Introduced just recently by Ariba, Commerce One, Microsoft and IBM, along with others, UDDI will develop a standard intended to create a platform-independent, open framework for integrating business services using the Internet.

According to printCafe’s co-CEO Mark Olin, the Rochester Institute of Technology (RIT) has been chosen by printCafe to be the independent certification agent for printCafe PCX transactions. In other words, RIT will be mediating software disputes between print buyers and printCafe customers on ineffective or inefficient interoperability concerns. Fees will be set by RIT and its Center for Integrated Manufacturing Studies, where the service will be staffed.
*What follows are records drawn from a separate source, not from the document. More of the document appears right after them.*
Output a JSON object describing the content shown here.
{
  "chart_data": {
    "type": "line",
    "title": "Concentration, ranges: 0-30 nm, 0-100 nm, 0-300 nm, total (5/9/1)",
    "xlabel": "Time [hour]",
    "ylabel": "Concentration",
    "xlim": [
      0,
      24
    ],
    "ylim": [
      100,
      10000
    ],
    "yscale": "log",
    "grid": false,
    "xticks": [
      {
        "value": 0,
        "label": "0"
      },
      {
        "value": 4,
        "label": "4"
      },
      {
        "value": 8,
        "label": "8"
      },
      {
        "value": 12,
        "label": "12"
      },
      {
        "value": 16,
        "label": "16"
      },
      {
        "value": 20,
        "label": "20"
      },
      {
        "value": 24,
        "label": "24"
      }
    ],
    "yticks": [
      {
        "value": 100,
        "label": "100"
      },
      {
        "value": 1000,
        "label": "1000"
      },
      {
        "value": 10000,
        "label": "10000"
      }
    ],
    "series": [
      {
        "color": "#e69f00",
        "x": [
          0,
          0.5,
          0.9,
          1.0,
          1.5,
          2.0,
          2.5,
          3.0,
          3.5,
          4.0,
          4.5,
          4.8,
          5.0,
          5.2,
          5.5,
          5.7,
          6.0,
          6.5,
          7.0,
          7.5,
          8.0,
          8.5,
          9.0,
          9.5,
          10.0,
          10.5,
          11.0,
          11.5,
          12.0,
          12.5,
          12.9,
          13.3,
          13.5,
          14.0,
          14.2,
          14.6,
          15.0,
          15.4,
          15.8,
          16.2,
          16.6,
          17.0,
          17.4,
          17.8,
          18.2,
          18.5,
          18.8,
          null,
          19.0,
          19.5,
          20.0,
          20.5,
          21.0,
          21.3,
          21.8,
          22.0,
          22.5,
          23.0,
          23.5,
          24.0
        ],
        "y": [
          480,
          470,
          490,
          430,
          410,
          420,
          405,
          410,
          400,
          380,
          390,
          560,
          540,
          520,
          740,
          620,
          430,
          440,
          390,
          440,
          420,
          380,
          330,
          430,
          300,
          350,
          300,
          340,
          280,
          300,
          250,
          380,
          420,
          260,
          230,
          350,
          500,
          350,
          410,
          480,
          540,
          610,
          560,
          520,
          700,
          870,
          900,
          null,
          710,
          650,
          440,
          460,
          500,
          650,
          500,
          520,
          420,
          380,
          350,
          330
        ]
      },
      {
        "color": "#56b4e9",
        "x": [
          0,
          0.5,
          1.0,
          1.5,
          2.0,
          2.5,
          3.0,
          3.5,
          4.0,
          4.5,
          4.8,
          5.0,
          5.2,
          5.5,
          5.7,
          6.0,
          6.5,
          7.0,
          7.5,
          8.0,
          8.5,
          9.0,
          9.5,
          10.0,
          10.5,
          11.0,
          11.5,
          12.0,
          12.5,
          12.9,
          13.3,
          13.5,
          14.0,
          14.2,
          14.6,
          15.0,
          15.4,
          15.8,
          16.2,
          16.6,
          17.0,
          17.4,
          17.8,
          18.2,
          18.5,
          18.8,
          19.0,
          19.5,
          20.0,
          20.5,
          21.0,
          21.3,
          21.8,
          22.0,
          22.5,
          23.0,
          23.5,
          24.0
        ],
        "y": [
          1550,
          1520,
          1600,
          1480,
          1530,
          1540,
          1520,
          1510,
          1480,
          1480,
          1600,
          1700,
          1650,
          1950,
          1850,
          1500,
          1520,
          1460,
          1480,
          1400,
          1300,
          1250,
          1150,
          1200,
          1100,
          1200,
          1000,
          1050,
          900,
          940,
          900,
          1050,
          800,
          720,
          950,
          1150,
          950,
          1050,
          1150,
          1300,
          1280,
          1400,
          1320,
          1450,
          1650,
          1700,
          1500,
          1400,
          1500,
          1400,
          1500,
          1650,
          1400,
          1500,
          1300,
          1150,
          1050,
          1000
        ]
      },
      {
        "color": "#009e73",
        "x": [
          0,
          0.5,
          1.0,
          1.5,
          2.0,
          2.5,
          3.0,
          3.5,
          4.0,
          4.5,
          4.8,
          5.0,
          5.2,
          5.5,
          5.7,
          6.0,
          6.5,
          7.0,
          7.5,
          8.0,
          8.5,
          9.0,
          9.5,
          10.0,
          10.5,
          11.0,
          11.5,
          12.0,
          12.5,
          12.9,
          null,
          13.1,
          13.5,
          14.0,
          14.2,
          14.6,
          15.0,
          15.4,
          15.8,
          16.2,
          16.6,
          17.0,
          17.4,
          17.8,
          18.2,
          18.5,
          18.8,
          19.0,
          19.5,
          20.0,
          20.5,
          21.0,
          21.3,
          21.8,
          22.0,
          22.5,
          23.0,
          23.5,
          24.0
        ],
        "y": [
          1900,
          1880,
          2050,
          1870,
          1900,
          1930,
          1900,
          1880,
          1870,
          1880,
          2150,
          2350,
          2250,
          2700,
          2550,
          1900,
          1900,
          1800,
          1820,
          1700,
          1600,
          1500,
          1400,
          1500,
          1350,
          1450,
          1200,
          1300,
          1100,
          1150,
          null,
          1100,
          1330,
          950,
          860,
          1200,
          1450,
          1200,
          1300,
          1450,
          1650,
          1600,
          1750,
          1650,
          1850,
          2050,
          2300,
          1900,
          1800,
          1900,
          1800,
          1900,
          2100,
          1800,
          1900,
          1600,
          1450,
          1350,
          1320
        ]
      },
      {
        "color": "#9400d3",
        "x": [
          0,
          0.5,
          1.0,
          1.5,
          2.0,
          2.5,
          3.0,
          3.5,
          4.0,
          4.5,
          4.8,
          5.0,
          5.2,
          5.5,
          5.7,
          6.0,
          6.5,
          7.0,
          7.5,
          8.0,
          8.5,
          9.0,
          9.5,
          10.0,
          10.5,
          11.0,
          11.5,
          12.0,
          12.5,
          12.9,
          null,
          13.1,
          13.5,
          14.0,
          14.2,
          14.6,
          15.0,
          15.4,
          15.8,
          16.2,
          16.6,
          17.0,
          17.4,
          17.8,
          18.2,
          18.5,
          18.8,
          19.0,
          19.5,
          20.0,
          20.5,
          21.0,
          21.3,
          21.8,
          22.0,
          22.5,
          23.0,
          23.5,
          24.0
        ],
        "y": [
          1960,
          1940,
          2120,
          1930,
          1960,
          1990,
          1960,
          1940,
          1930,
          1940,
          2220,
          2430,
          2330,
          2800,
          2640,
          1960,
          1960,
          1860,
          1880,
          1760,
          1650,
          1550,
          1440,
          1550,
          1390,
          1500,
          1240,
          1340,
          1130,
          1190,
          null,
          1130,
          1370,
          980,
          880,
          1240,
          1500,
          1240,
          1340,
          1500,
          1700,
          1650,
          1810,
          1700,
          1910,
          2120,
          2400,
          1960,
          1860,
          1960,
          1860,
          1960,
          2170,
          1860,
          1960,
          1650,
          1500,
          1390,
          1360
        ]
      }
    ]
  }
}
The printing industry as a whole has been hesitant to buy into the e-commerce models. printCafe, as one example, has responded by offering its printing clients a more flexible pricing approach. Its Internet software services are available at either of two levels of subscription: $25,000 introductory or a ramp-up version for unlimited e-commerce.

The new e-commerce startup Digeno, funded by R.R. Donnelley & Sons (RRD), has a series of different business assumptions from its competition. Among its nearly 20 employees, there are no programmers. All programming is done by third-party contractors.

Secondly, Kevin Hess, Digeno’s CTO, feels that the firm has leap-frogged its older e-commerce competitors by incorporating software by BroadVision, Adexa, Click2Learn and Exodus—many of which are used by firms like Yahoo. Also, RRD, being a totally web printer, thinks its pricing model will be attractive to non-competing sheetfed printers in the $3 million to $30 million annual sales range. The buyer pays $9.95 per RFQ; the printer pays $19.95 per sold job up to $10,000 in value and $15/month per password.